UFMT/HUJM - Hospital Universitário Júlio Müller - Cuiabá (MT) — Prova 2020
Paciente sexo masculino, 55 anos, com cirrose hepática por hepatite B crônica, apresenta-se com elevação marcada da alfa-fetoproteína (resultado: 958 ng/ml, normal até 10) e tomografia de abdome superior mostrando uma massa hepática hipervascular de 7 x 5 cm com sinais de invasão da veia porta. Nesse contexto, o diagnóstico de hepatocarcinoma
Hepatocarcinoma em cirrótico: Nódulo >1cm + 2 métodos de imagem típicos OU 1 método + AFP >200 ng/mL = diagnóstico sem biópsia.
Em pacientes cirróticos, o diagnóstico de hepatocarcinoma pode ser estabelecido por critérios não invasivos, combinando achados de imagem típicos (massa hipervascular com wash-out) e/ou níveis elevados de alfa-fetoproteína, especialmente na presença de invasão vascular. A biópsia é reservada para casos atípicos ou sem critérios diagnósticos claros.
O hepatocarcinoma (HCC) é o tipo mais comum de câncer primário de fígado e geralmente se desenvolve em pacientes com doença hepática crônica subjacente, sendo a cirrose hepática o principal fator de risco. A vigilância de pacientes cirróticos com ultrassonografia e, por vezes, alfa-fetoproteína (AFP), é crucial para a detecção precoce. O diagnóstico de HCC em pacientes cirróticos é único, pois pode ser estabelecido por critérios não invasivos, dispensando a biópsia em muitos casos. As diretrizes internacionais (como as da AASLD - American Association for the Study of Liver Diseases e EASL - European Association for the Study of the Liver) recomendam que, na presença de cirrose, um nódulo hepático >1 cm com características radiológicas típicas (hipervascularização arterial e wash-out na fase portal ou tardia) em dois métodos de imagem (TC ou RM) é diagnóstico. Alternativamente, um nódulo >1 cm com características típicas em um método de imagem, associado a níveis de AFP >200 ng/mL, também é considerado diagnóstico.

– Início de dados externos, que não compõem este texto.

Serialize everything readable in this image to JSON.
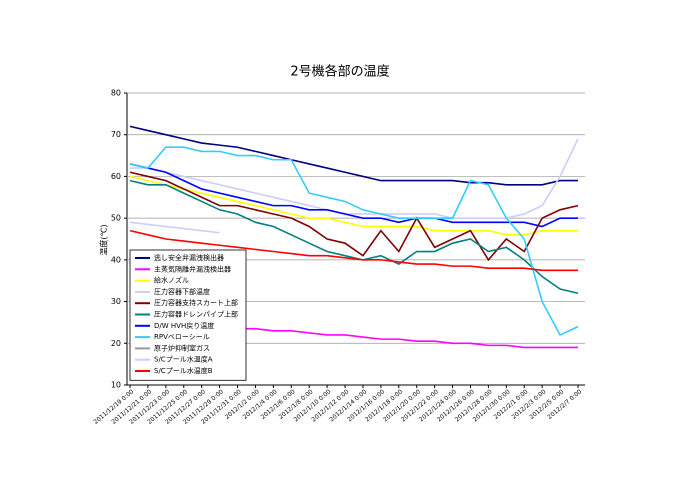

No caso apresentado, o paciente cirrótico com hepatite B crônica, uma massa hepática hipervascular de 7x5 cm com invasão da veia porta e AFP marcadamente elevada (958 ng/ml), preenche os critérios para um diagnóstico não invasivo de hepatocarcinoma. A invasão da veia porta é um sinal de agressividade tumoral e um critério adicional que reforça o diagnóstico. A biópsia é geralmente reservada para casos onde os critérios não invasivos não são totalmente preenchidos ou há dúvida diagnóstica, devido ao risco de complicações e à possibilidade de semeadura tumoral.

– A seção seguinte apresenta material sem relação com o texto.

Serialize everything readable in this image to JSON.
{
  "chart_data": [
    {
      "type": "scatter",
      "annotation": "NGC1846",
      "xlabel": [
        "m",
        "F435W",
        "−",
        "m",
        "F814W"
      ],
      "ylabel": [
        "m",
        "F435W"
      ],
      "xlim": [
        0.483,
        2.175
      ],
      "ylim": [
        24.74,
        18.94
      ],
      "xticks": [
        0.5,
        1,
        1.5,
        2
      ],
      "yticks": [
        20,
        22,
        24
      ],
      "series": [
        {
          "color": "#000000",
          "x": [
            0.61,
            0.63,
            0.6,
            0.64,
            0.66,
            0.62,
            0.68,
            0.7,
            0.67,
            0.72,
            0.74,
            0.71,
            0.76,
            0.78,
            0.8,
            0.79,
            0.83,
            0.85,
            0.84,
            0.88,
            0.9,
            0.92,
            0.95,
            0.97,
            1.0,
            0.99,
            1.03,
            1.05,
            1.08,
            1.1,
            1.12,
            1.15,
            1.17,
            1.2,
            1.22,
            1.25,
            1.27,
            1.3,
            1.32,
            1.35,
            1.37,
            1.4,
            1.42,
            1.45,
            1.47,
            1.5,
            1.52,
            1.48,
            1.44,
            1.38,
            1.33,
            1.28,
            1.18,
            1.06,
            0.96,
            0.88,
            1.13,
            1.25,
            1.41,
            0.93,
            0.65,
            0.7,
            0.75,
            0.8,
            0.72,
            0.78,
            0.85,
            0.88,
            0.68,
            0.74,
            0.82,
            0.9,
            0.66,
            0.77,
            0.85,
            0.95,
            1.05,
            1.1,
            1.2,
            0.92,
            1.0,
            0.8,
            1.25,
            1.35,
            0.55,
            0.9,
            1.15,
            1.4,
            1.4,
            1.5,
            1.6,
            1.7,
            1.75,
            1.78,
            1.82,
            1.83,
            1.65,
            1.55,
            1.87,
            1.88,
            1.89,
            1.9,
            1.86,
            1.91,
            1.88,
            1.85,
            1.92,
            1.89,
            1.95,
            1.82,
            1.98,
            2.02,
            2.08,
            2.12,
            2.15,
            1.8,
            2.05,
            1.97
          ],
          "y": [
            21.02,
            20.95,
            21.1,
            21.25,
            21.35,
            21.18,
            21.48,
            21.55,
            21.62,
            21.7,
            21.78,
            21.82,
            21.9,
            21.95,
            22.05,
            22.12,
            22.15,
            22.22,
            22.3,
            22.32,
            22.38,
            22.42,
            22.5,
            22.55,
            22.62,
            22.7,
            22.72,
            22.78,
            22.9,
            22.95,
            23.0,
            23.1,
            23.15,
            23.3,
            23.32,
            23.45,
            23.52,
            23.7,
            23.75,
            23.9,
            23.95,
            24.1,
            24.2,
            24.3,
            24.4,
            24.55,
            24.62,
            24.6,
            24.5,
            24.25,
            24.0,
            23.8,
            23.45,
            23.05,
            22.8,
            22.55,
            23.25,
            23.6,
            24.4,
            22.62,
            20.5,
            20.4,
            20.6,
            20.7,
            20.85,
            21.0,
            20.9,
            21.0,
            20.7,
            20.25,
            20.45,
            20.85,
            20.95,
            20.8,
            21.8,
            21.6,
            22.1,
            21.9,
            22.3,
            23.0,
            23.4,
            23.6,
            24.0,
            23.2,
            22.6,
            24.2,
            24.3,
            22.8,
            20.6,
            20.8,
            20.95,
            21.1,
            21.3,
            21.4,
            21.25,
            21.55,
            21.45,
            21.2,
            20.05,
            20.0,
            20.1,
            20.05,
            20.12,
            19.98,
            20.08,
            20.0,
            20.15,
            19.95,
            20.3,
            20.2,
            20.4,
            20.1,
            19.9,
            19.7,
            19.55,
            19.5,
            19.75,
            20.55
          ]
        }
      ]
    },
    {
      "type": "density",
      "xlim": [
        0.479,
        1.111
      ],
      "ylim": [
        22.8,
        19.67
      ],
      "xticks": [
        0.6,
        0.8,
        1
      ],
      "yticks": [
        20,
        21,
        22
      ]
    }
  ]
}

Em pacientes com cirrose, o diagnóstico de hepatocarcinoma pode ser feito sem biópsia se houver um nódulo hepático >1 cm com características radiológicas típicas (hipervascularização arterial e wash-out na fase portal/tardia) em dois métodos de imagem, ou em um método de imagem com AFP >200 ng/mL.
A alfa-fetoproteína (AFP) é um marcador tumoral importante. Níveis marcadamente elevados (geralmente >200 ng/mL) em um paciente cirrótico com um nódulo hepático com características de imagem típicas podem confirmar o diagnóstico de hepatocarcinoma, mesmo com apenas um método de imagem.
Os achados típicos em exames de imagem (tomografia ou ressonância) incluem um nódulo que apresenta realce arterial (hipervascularização na fase arterial) e subsequente 'wash-out' (perda de contraste) nas fases portal ou tardia, além de possível invasão vascular.